Roman will graduate this spring in the top 10 in her class. She was recently accepted to the University of Michigan, where she will seek a degree in nuclear engineering and radiological science.
by Mackenzie Roman
The formation of a world in which everyone commands an immense amount of intellect seems philosophical, but I do not propose a utopia where people can take a pill and become smart. My plan will instead "fix stupidity" through the study of the brain and how people can maximize their capacity for knowledge. The brain is the storehouse of knowledge and therefore must be unlocked by discovering methods that help people learn to develop their mind.
It has been hard for the average human mind to keep up with the advances of technology and, although people are still advancing to new levels of intelligence, there are still many problems that have not been solved due to the immaturity of the human brain. It is also said that humans only use 10 percent of their brain, but many call this a myth. Myth or not, it is true that humans do not use all of it, especially at once. Science has proven that the brain has multiple parts that deal with specific thoughts, so in order to solve the brain problem humanity must make it a priority to discover exercises, tactics or chemicals that can help individuals utilize each area.

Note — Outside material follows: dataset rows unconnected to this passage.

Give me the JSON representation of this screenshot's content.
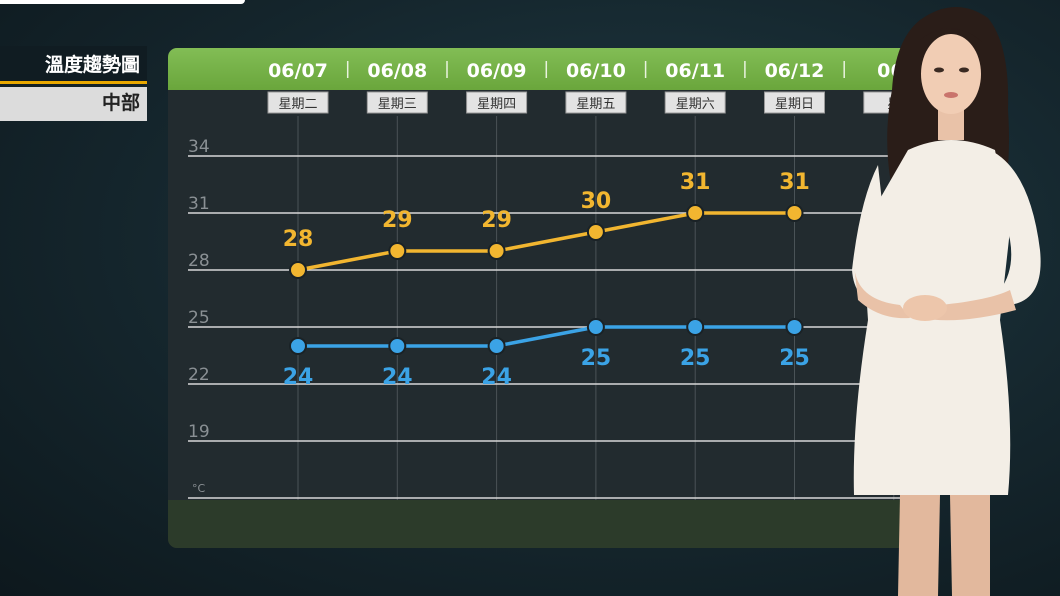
{
  "side_panel": {
    "title": "溫度趨勢圖",
    "region": "中部"
  },
  "colors": {
    "high": "#f2b630",
    "low": "#3ba3e6",
    "header": "#76b347",
    "grid": "#d8d8d8"
  },
  "chart_data": {
    "type": "line",
    "categories": [
      "06/07",
      "06/08",
      "06/09",
      "06/10",
      "06/11",
      "06/12",
      "06/"
    ],
    "weekdays": [
      "星期二",
      "星期三",
      "星期四",
      "星期五",
      "星期六",
      "星期日",
      "星"
    ],
    "series": [
      {
        "values": [
          28,
          29,
          29,
          30,
          31,
          31,
          null
        ]
      },
      {
        "values": [
          24,
          24,
          24,
          25,
          25,
          25,
          null
        ]
      }
    ],
    "yticks": [
      34,
      31,
      28,
      25,
      22,
      19
    ],
    "unit": "°C",
    "ylim": [
      16,
      34
    ],
    "grid": true
  }
}
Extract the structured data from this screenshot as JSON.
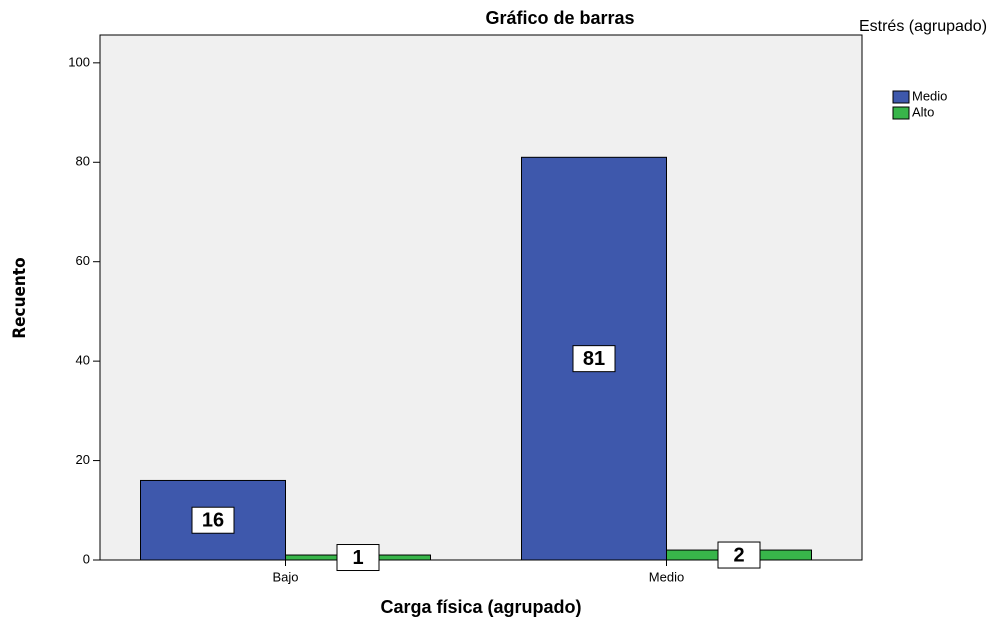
{
  "chart_data": {
    "type": "bar",
    "title": "Gráfico de barras",
    "x_label": "Carga física (agrupado)",
    "y_label": "Recuento",
    "legend_title": "Estrés (agrupado)",
    "legend_position": "right",
    "categories": [
      "Bajo",
      "Medio"
    ],
    "series": [
      {
        "name": "Medio",
        "color": "#3e58ac",
        "values": [
          16,
          81
        ]
      },
      {
        "name": "Alto",
        "color": "#38b54a",
        "values": [
          1,
          2
        ]
      }
    ],
    "ylim": [
      0,
      105.6
    ],
    "yticks": [
      0,
      20,
      40,
      60,
      80,
      100
    ],
    "grid": false
  }
}
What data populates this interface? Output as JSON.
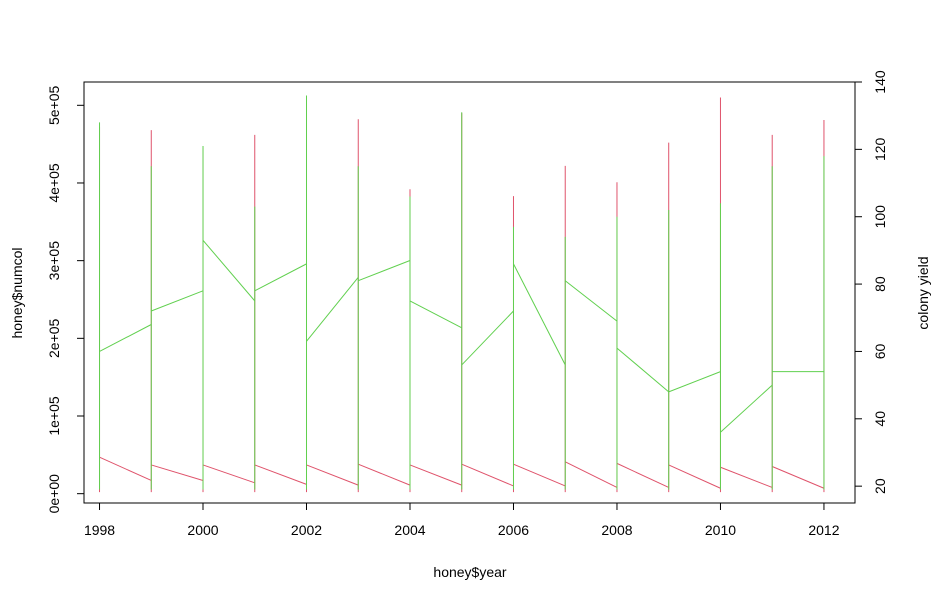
{
  "chart_data": {
    "type": "line",
    "xlabel": "honey$year",
    "ylabel": "honey$numcol",
    "ylabel_right": "colony yield",
    "xlim": [
      1997.7,
      2012.6
    ],
    "ylim": [
      -12000,
      530000
    ],
    "ylim_right": [
      15,
      140
    ],
    "x_ticks": [
      1998,
      2000,
      2002,
      2004,
      2006,
      2008,
      2010,
      2012
    ],
    "y_ticks": [
      0,
      100000,
      200000,
      300000,
      400000,
      500000
    ],
    "y_tick_labels": [
      "0e+00",
      "1e+05",
      "2e+05",
      "3e+05",
      "4e+05",
      "5e+05"
    ],
    "y_right_ticks": [
      20,
      40,
      60,
      80,
      100,
      120,
      140
    ],
    "grid": false,
    "legend": "none",
    "series": [
      {
        "axis": "left",
        "color": "#DF536B",
        "spikes": [
          {
            "x": 1998,
            "min": 2000,
            "max": 472000
          },
          {
            "x": 1999,
            "min": 2000,
            "max": 468000
          },
          {
            "x": 2000,
            "min": 2000,
            "max": 445000
          },
          {
            "x": 2001,
            "min": 2000,
            "max": 462000
          },
          {
            "x": 2002,
            "min": 2000,
            "max": 510000
          },
          {
            "x": 2003,
            "min": 2000,
            "max": 482000
          },
          {
            "x": 2004,
            "min": 2000,
            "max": 392000
          },
          {
            "x": 2005,
            "min": 2000,
            "max": 490000
          },
          {
            "x": 2006,
            "min": 2000,
            "max": 383000
          },
          {
            "x": 2007,
            "min": 2000,
            "max": 422000
          },
          {
            "x": 2008,
            "min": 2000,
            "max": 401000
          },
          {
            "x": 2009,
            "min": 2000,
            "max": 452000
          },
          {
            "x": 2010,
            "min": 2000,
            "max": 510000
          },
          {
            "x": 2011,
            "min": 2000,
            "max": 462000
          },
          {
            "x": 2012,
            "min": 2000,
            "max": 481000
          }
        ],
        "segments": [
          [
            [
              1998,
              47000
            ],
            [
              1999,
              17000
            ]
          ],
          [
            [
              1999,
              37000
            ],
            [
              2000,
              17000
            ]
          ],
          [
            [
              2000,
              37000
            ],
            [
              2001,
              14000
            ]
          ],
          [
            [
              2001,
              37000
            ],
            [
              2002,
              12000
            ]
          ],
          [
            [
              2002,
              37000
            ],
            [
              2003,
              11000
            ]
          ],
          [
            [
              2003,
              38000
            ],
            [
              2004,
              11000
            ]
          ],
          [
            [
              2004,
              37000
            ],
            [
              2005,
              11000
            ]
          ],
          [
            [
              2005,
              38000
            ],
            [
              2006,
              10000
            ]
          ],
          [
            [
              2006,
              38000
            ],
            [
              2007,
              10000
            ]
          ],
          [
            [
              2007,
              41000
            ],
            [
              2008,
              8000
            ]
          ],
          [
            [
              2008,
              39000
            ],
            [
              2009,
              8000
            ]
          ],
          [
            [
              2009,
              37000
            ],
            [
              2010,
              7000
            ]
          ],
          [
            [
              2010,
              34000
            ],
            [
              2011,
              8000
            ]
          ],
          [
            [
              2011,
              35000
            ],
            [
              2012,
              7000
            ]
          ]
        ]
      },
      {
        "axis": "right",
        "color": "#61D04F",
        "spikes": [
          {
            "x": 1998,
            "min": 19,
            "max": 128
          },
          {
            "x": 1999,
            "min": 19,
            "max": 115
          },
          {
            "x": 2000,
            "min": 19,
            "max": 121
          },
          {
            "x": 2001,
            "min": 19,
            "max": 103
          },
          {
            "x": 2002,
            "min": 19,
            "max": 136
          },
          {
            "x": 2003,
            "min": 19,
            "max": 115
          },
          {
            "x": 2004,
            "min": 19,
            "max": 106
          },
          {
            "x": 2005,
            "min": 19,
            "max": 131
          },
          {
            "x": 2006,
            "min": 19,
            "max": 97
          },
          {
            "x": 2007,
            "min": 19,
            "max": 94
          },
          {
            "x": 2008,
            "min": 19,
            "max": 100
          },
          {
            "x": 2009,
            "min": 19,
            "max": 102
          },
          {
            "x": 2010,
            "min": 19,
            "max": 104
          },
          {
            "x": 2011,
            "min": 19,
            "max": 115
          },
          {
            "x": 2012,
            "min": 19,
            "max": 118
          }
        ],
        "segments": [
          [
            [
              1998,
              60
            ],
            [
              1999,
              68
            ]
          ],
          [
            [
              1999,
              72
            ],
            [
              2000,
              78
            ]
          ],
          [
            [
              2000,
              93
            ],
            [
              2001,
              75
            ]
          ],
          [
            [
              2001,
              78
            ],
            [
              2002,
              86
            ]
          ],
          [
            [
              2002,
              63
            ],
            [
              2003,
              82
            ]
          ],
          [
            [
              2003,
              81
            ],
            [
              2004,
              87
            ]
          ],
          [
            [
              2004,
              75
            ],
            [
              2005,
              67
            ]
          ],
          [
            [
              2005,
              56
            ],
            [
              2006,
              72
            ]
          ],
          [
            [
              2006,
              86
            ],
            [
              2007,
              56
            ]
          ],
          [
            [
              2007,
              81
            ],
            [
              2008,
              69
            ]
          ],
          [
            [
              2008,
              61
            ],
            [
              2009,
              48
            ]
          ],
          [
            [
              2009,
              48
            ],
            [
              2010,
              54
            ]
          ],
          [
            [
              2010,
              36
            ],
            [
              2011,
              50
            ]
          ],
          [
            [
              2011,
              54
            ],
            [
              2012,
              54
            ]
          ]
        ]
      }
    ]
  }
}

There are already many ways that people have discovered to tap into their own mind and into those of others. The medical community already has the technology, called magnetic resonance imaging, which shows certain activity in certain parts of the brain. There are also physiological ways to tap into different parts of the brain, like hypnosis. There are even some religions that allow people to study and observe the brain through meditation.
The fact that society has already gotten this far shows the potential of the little amount of brain that humans do use. Humans have landed on the moon, discovered flu vaccines, created an atomic bomb and even cloned animals -all things that were thought impossible not more than 100 years ago. The mysteries of time travel might be solved, or, more realistically, humans could find a way to live and travel further into space. Using all of the brain might even unlock the power to control the elements — earth, wind, fire and water — through telepathy or other means. The possibilities could be endless.
The brain has many unlocked mysteries and it has already helped the human race in extraordinary ways. The brain has brought the human race this far; it would be a crime not to take a deeper look. Being able to utilize the brain would open up more chances at finding cures to diseases; inventions for making life easier; and more effective ways to treat mental illnesses. For students, it would open up new techniques in learning and a greater understanding on how they, too, can help "fix stupid."